Vegans with a low iron intake should aim to eat more iron-rich foods, such as cruciferous vegetables, beans, peas, dried fruit, nuts, and seeds. Iron-fortified foods, such as cereals, enriched breads, and some plant milks, can further help.
Also, using cast-iron pots and pans to cook, avoiding tea or coffee with meals, and combining iron-rich foods with a source of vitamin C can help boost iron absorption.
The best way to determine whether supplements are necessary is to get your hemoglobin and ferritin levels checked by your health practitioner.
Unnecessary intake of supplements like iron can do more harm than good by damaging cells or blocking the absorption of other minerals.

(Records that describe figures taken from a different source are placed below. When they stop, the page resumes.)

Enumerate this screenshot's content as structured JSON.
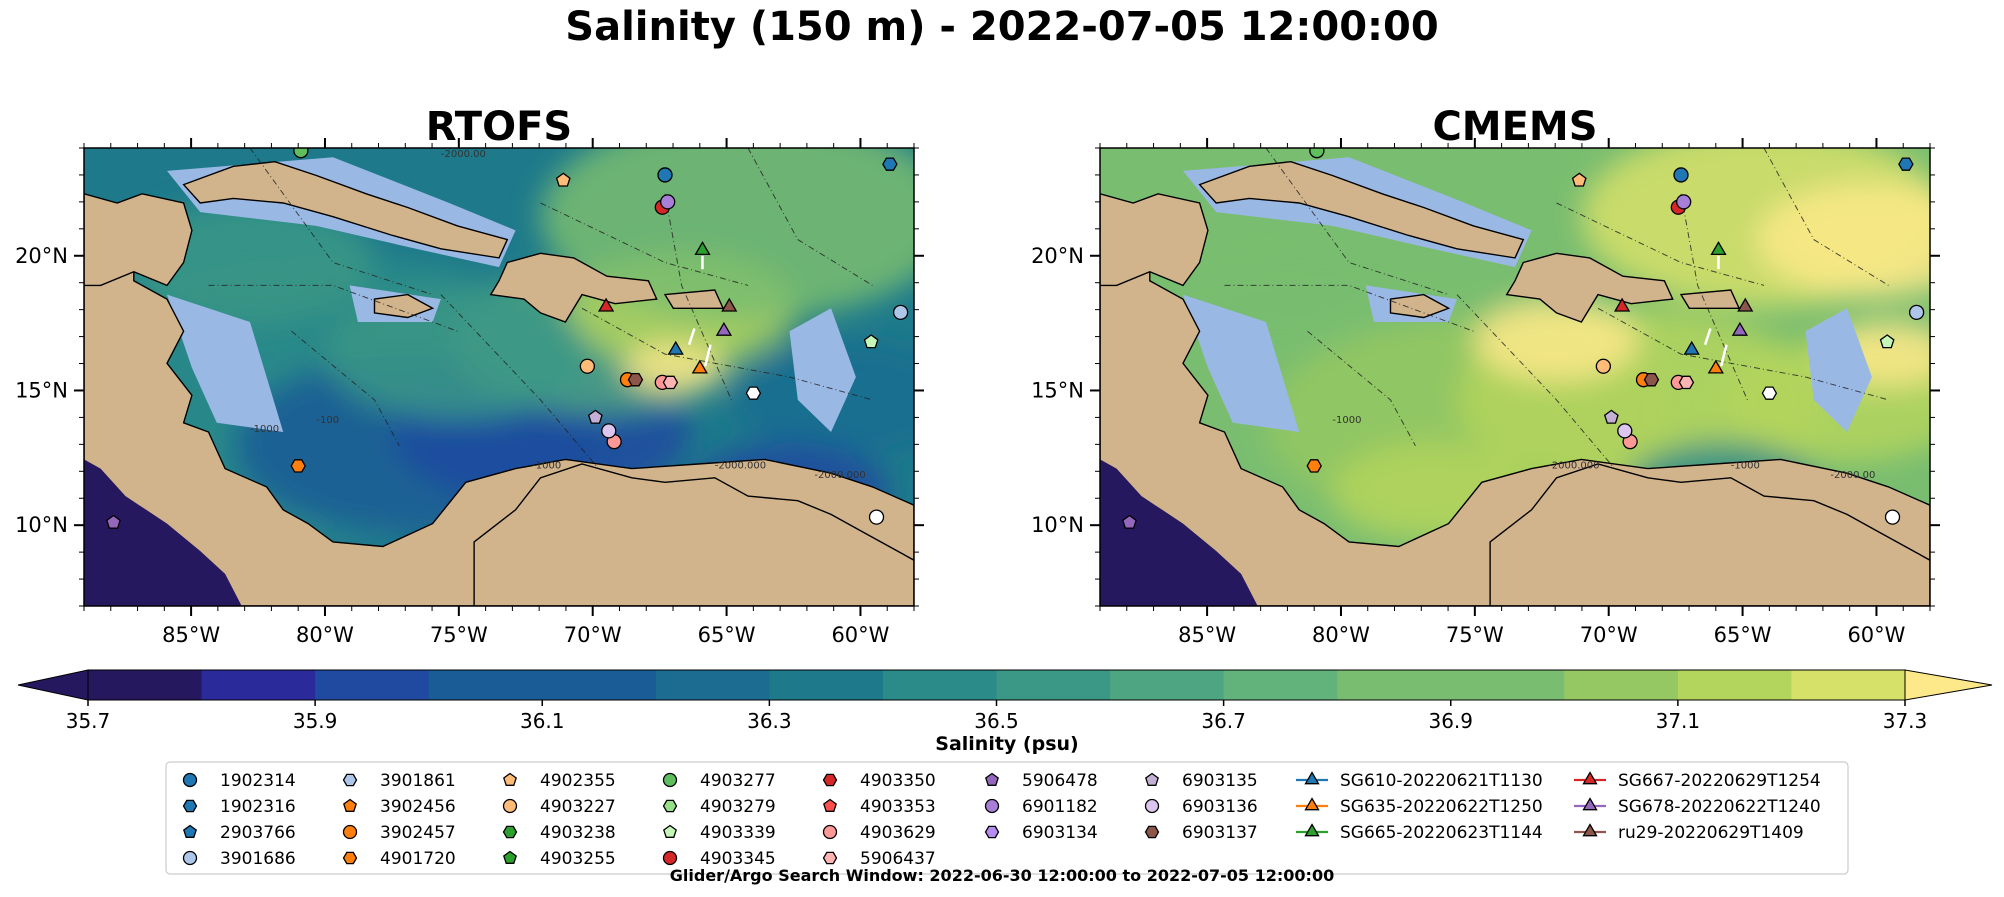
{
  "figure": {
    "suptitle": "Salinity (150 m) - 2022-07-05 12:00:00",
    "footer": "Glider/Argo Search Window: 2022-06-30 12:00:00 to 2022-07-05 12:00:00"
  },
  "colors": {
    "land": "#d2b48c",
    "shelf": "#9ab8e4",
    "ocean_deep": "#2e8f86",
    "coast": "#000000",
    "colormap": [
      "#26185f",
      "#2b2a9b",
      "#1f4aa0",
      "#1a5c96",
      "#1b6c90",
      "#1e7a8b",
      "#2a8b88",
      "#3b9886",
      "#4ea581",
      "#62b27b",
      "#79bd70",
      "#95c862",
      "#b4d55d",
      "#d6e16a",
      "#fde98a"
    ]
  },
  "chart_data": [
    {
      "type": "heatmap",
      "title": "RTOFS",
      "xlim": [
        -89,
        -58
      ],
      "ylim": [
        7,
        24
      ],
      "xticks": [
        -85,
        -80,
        -75,
        -70,
        -65,
        -60
      ],
      "xtick_labels": [
        "85°W",
        "80°W",
        "75°W",
        "70°W",
        "65°W",
        "60°W"
      ],
      "yticks": [
        10,
        15,
        20
      ],
      "ytick_labels": [
        "10°N",
        "15°N",
        "20°N"
      ],
      "salinity_range_psu": [
        35.7,
        37.3
      ],
      "contour_labels": [
        "-100",
        "-1000",
        "-2000.000",
        "-2000.000",
        "-2000.00",
        "-1000"
      ]
    },
    {
      "type": "heatmap",
      "title": "CMEMS",
      "xlim": [
        -89,
        -58
      ],
      "ylim": [
        7,
        24
      ],
      "xticks": [
        -85,
        -80,
        -75,
        -70,
        -65,
        -60
      ],
      "xtick_labels": [
        "85°W",
        "80°W",
        "75°W",
        "70°W",
        "65°W",
        "60°W"
      ],
      "yticks": [
        10,
        15,
        20
      ],
      "ytick_labels": [
        "10°N",
        "15°N",
        "20°N"
      ],
      "salinity_range_psu": [
        35.7,
        37.3
      ],
      "contour_labels": [
        "-1000",
        "-2000.000",
        "-1000",
        "-2000.00"
      ]
    }
  ],
  "colorbar": {
    "label": "Salinity (psu)",
    "min": 35.7,
    "max": 37.3,
    "step": 0.1,
    "ticks": [
      35.7,
      35.9,
      36.1,
      36.3,
      36.5,
      36.7,
      36.9,
      37.1,
      37.3
    ],
    "tick_labels": [
      "35.7",
      "35.9",
      "36.1",
      "36.3",
      "36.5",
      "36.7",
      "36.9",
      "37.1",
      "37.3"
    ]
  },
  "legend": {
    "columns": [
      [
        {
          "label": "1902314",
          "marker": "circle",
          "color": "#1f77b4"
        },
        {
          "label": "1902316",
          "marker": "hexagon",
          "color": "#1f77b4"
        },
        {
          "label": "2903766",
          "marker": "pentagon",
          "color": "#1f77b4"
        },
        {
          "label": "3901686",
          "marker": "circle",
          "color": "#aec7e8"
        }
      ],
      [
        {
          "label": "3901861",
          "marker": "hexagon",
          "color": "#aec7e8"
        },
        {
          "label": "3902456",
          "marker": "pentagon",
          "color": "#ff7f0e"
        },
        {
          "label": "3902457",
          "marker": "circle",
          "color": "#ff7f0e"
        },
        {
          "label": "4901720",
          "marker": "hexagon",
          "color": "#ff7f0e"
        }
      ],
      [
        {
          "label": "4902355",
          "marker": "pentagon",
          "color": "#ffbb78"
        },
        {
          "label": "4903227",
          "marker": "circle",
          "color": "#ffbb78"
        },
        {
          "label": "4903238",
          "marker": "hexagon",
          "color": "#2ca02c"
        },
        {
          "label": "4903255",
          "marker": "pentagon",
          "color": "#2ca02c"
        }
      ],
      [
        {
          "label": "4903277",
          "marker": "circle",
          "color": "#5fbf5f"
        },
        {
          "label": "4903279",
          "marker": "hexagon",
          "color": "#98df8a"
        },
        {
          "label": "4903339",
          "marker": "pentagon",
          "color": "#c6f7b8"
        },
        {
          "label": "4903345",
          "marker": "circle",
          "color": "#d62728"
        }
      ],
      [
        {
          "label": "4903350",
          "marker": "hexagon",
          "color": "#d62728"
        },
        {
          "label": "4903353",
          "marker": "pentagon",
          "color": "#ff4f4f"
        },
        {
          "label": "4903629",
          "marker": "circle",
          "color": "#ff9896"
        },
        {
          "label": "5906437",
          "marker": "hexagon",
          "color": "#ffb3b3"
        }
      ],
      [
        {
          "label": "5906478",
          "marker": "pentagon",
          "color": "#9467bd"
        },
        {
          "label": "6901182",
          "marker": "circle",
          "color": "#a77fd6"
        },
        {
          "label": "6903134",
          "marker": "hexagon",
          "color": "#b58cf0"
        }
      ],
      [
        {
          "label": "6903135",
          "marker": "pentagon",
          "color": "#c5b0d5"
        },
        {
          "label": "6903136",
          "marker": "circle",
          "color": "#dcc6f0"
        },
        {
          "label": "6903137",
          "marker": "hexagon",
          "color": "#8c564b"
        }
      ],
      [
        {
          "label": "SG610-20220621T1130",
          "marker": "triangle",
          "color": "#1f77b4"
        },
        {
          "label": "SG635-20220622T1250",
          "marker": "triangle",
          "color": "#ff7f0e"
        },
        {
          "label": "SG665-20220623T1144",
          "marker": "triangle",
          "color": "#2ca02c"
        }
      ],
      [
        {
          "label": "SG667-20220629T1254",
          "marker": "triangle",
          "color": "#d62728"
        },
        {
          "label": "SG678-20220622T1240",
          "marker": "triangle",
          "color": "#9467bd"
        },
        {
          "label": "ru29-20220629T1409",
          "marker": "triangle",
          "color": "#8c564b"
        }
      ]
    ]
  },
  "observations": [
    {
      "marker": "circle",
      "color": "#1f77b4",
      "lon": -67.3,
      "lat": 23.0
    },
    {
      "marker": "hexagon",
      "color": "#1f77b4",
      "lon": -58.9,
      "lat": 23.4
    },
    {
      "marker": "pentagon",
      "color": "#9467bd",
      "lon": -87.9,
      "lat": 10.1
    },
    {
      "marker": "circle",
      "color": "#aec7e8",
      "lon": -58.5,
      "lat": 17.9
    },
    {
      "marker": "hexagon",
      "color": "#ffffff",
      "lon": -64.0,
      "lat": 14.9
    },
    {
      "marker": "circle",
      "color": "#ffffff",
      "lon": -59.4,
      "lat": 10.3
    },
    {
      "marker": "pentagon",
      "color": "#ffbb78",
      "lon": -71.1,
      "lat": 22.8
    },
    {
      "marker": "circle",
      "color": "#ffbb78",
      "lon": -70.2,
      "lat": 15.9
    },
    {
      "marker": "hexagon",
      "color": "#ff7f0e",
      "lon": -81.0,
      "lat": 12.2
    },
    {
      "marker": "circle",
      "color": "#ff7f0e",
      "lon": -68.7,
      "lat": 15.4
    },
    {
      "marker": "hexagon",
      "color": "#8c564b",
      "lon": -68.4,
      "lat": 15.4
    },
    {
      "marker": "circle",
      "color": "#5fbf5f",
      "lon": -80.9,
      "lat": 23.9
    },
    {
      "marker": "pentagon",
      "color": "#c6f7b8",
      "lon": -59.6,
      "lat": 16.8
    },
    {
      "marker": "circle",
      "color": "#d62728",
      "lon": -67.4,
      "lat": 21.8
    },
    {
      "marker": "circle",
      "color": "#a77fd6",
      "lon": -67.2,
      "lat": 22.0
    },
    {
      "marker": "circle",
      "color": "#ff9896",
      "lon": -67.4,
      "lat": 15.3
    },
    {
      "marker": "hexagon",
      "color": "#ffb3b3",
      "lon": -67.1,
      "lat": 15.3
    },
    {
      "marker": "pentagon",
      "color": "#c5b0d5",
      "lon": -69.9,
      "lat": 14.0
    },
    {
      "marker": "circle",
      "color": "#ff9896",
      "lon": -69.2,
      "lat": 13.1
    },
    {
      "marker": "circle",
      "color": "#dcc6f0",
      "lon": -69.4,
      "lat": 13.5
    },
    {
      "marker": "triangle",
      "color": "#1f77b4",
      "lon": -66.9,
      "lat": 16.5
    },
    {
      "marker": "triangle",
      "color": "#ff7f0e",
      "lon": -66.0,
      "lat": 15.8
    },
    {
      "marker": "triangle",
      "color": "#2ca02c",
      "lon": -65.9,
      "lat": 20.2
    },
    {
      "marker": "triangle",
      "color": "#d62728",
      "lon": -69.5,
      "lat": 18.1
    },
    {
      "marker": "triangle",
      "color": "#9467bd",
      "lon": -65.1,
      "lat": 17.2
    },
    {
      "marker": "triangle",
      "color": "#8c564b",
      "lon": -64.9,
      "lat": 18.1
    }
  ]
}
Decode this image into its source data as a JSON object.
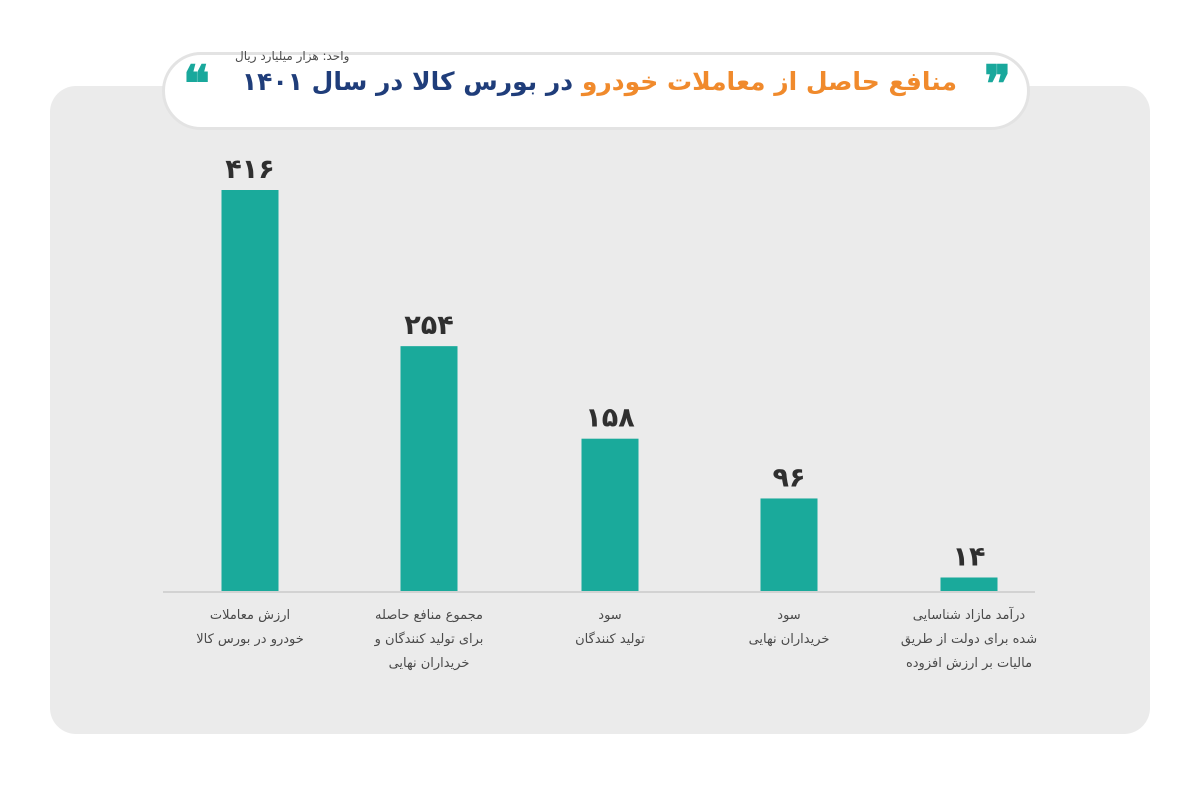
{
  "title": {
    "part1": "منافع حاصل از معاملات خودرو",
    "part2": "در بورس کالا در سال ۱۴۰۱",
    "subtitle": "واحد: هزار میلیارد ریال",
    "quote_open": "❝",
    "quote_close": "❞"
  },
  "colors": {
    "bar": "#1aaa9b",
    "accent_orange": "#f08a2c",
    "title_blue": "#1f3d7a",
    "panel": "#ebebeb"
  },
  "chart_data": {
    "type": "bar",
    "title": "منافع حاصل از معاملات خودرو در بورس کالا در سال ۱۴۰۱",
    "subtitle": "واحد: هزار میلیارد ریال",
    "categories": [
      "ارزش معاملات\nخودرو در بورس کالا",
      "مجموع منافع حاصله\nبرای تولید کنندگان و\nخریداران نهایی",
      "سود\nتولید کنندگان",
      "سود\nخریداران نهایی",
      "درآمد مازاد شناسایی\nشده برای دولت از طریق\nمالیات بر ارزش افزوده"
    ],
    "values": [
      416,
      254,
      158,
      96,
      14
    ],
    "value_labels": [
      "۴۱۶",
      "۲۵۴",
      "۱۵۸",
      "۹۶",
      "۱۴"
    ],
    "ylim": [
      0,
      416
    ],
    "grid": false,
    "legend": "none"
  }
}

Extremely high levels can even cause convulsions, lead to organ failure or coma, and be fatal in some cases. Thus, it’s best not to supplement unless it’s truly necessary.
Vitamin D is a fat-soluble vitamin that helps enhance the absorption of calcium and phosphorus from your gut.
This vitamin also influences many other bodily processes, including immune function, mood, memory, and muscle recovery.
The recommended daily allowance (RDA) for vitamin D for children and adults is 600 IU (15 mcg) per day. The elderly, as well as pregnant or lactating women, should aim for 800 IU (20 mcg) per day.
That said, some evidence suggests that your daily requirements are far greater than the current RDA.
Unfortunately, very few foods naturally contain vitamin D, and foods fortified with vitamin D are often considered insufficient to satisfy the daily requirements.
This could partly explain the worldwide reports of vitamin D deficiency among vegans and omnivores alike.
Aside from the small amount you get from your diet, vitamin D can be made from sun exposure. Most people likely make enough vitamin D by spending 15 minutes in the midday sun when the sun is strong — as long as they don’t use any sunscreen and expose most of their skin.
However, the elderly, people with darker skin, those who live in northern latitudes or colder climates, and those who spend little time outdoors may be unable to produce enough.
Furthermore, because of the known negative effects of excess UV radiation, many dermatologists warn against using sun exposure to boost vitamin D levels.
The best way vegans can ensure they’re getting enough vitamin D is to have their blood levels tested. Those unable to get enough from fortified foods and sunshine should consider taking a daily vitamin D2 or vegan vitamin D3 supplement.
Although vitamin D2 is probably adequate for most people, some studies suggest that vitamin D3 is more effective at raising blood levels of vitamin D.
Calcium is a mineral that’s necessary for good bone and teeth health. It also plays a role in muscle function, nerve signaling, and heart health.
The RDA for calcium is set at 1,000 mg per day for most adults and increases to 1,200 mg per day for adults over the age of 50.
Plant sources of calcium include bok choy, kale, mustard greens, turnip greens, watercress, broccoli, chickpeas, calcium-set tofu, and fortified plant milks or juices.
However, studies tend to agree that most vegans don’t get enough calcium.
An often-heard remark among the vegan community is that vegans have lower calcium needs than omnivores because they do not use this mineral to neutralize the acidity produced by a meat-rich diet.
More research is needed to evaluate how meatless diets affect daily calcium requirements. However, evidence suggests that vegans consuming less than 525 mg of calcium tend to have an increased risk of bone fractures.
For this reason, all vegans are encouraged to aim for the RDA, making sure they consume at least 525 mg of calcium per day. Supplements should be used if this can’t be achieved through diet or fortified foods alone.
Certain nutrient requirements may be difficult to achieve through diet and fortified foods alone.
This is especially true for vitamin B12, vitamin D, and long-chain omega-3s.
All vegans who are unable to meet their dietary recommendations through diet alone should consider taking supplements. Still, it’s best to speak with your healthcare provider before beginning a new supplement regime.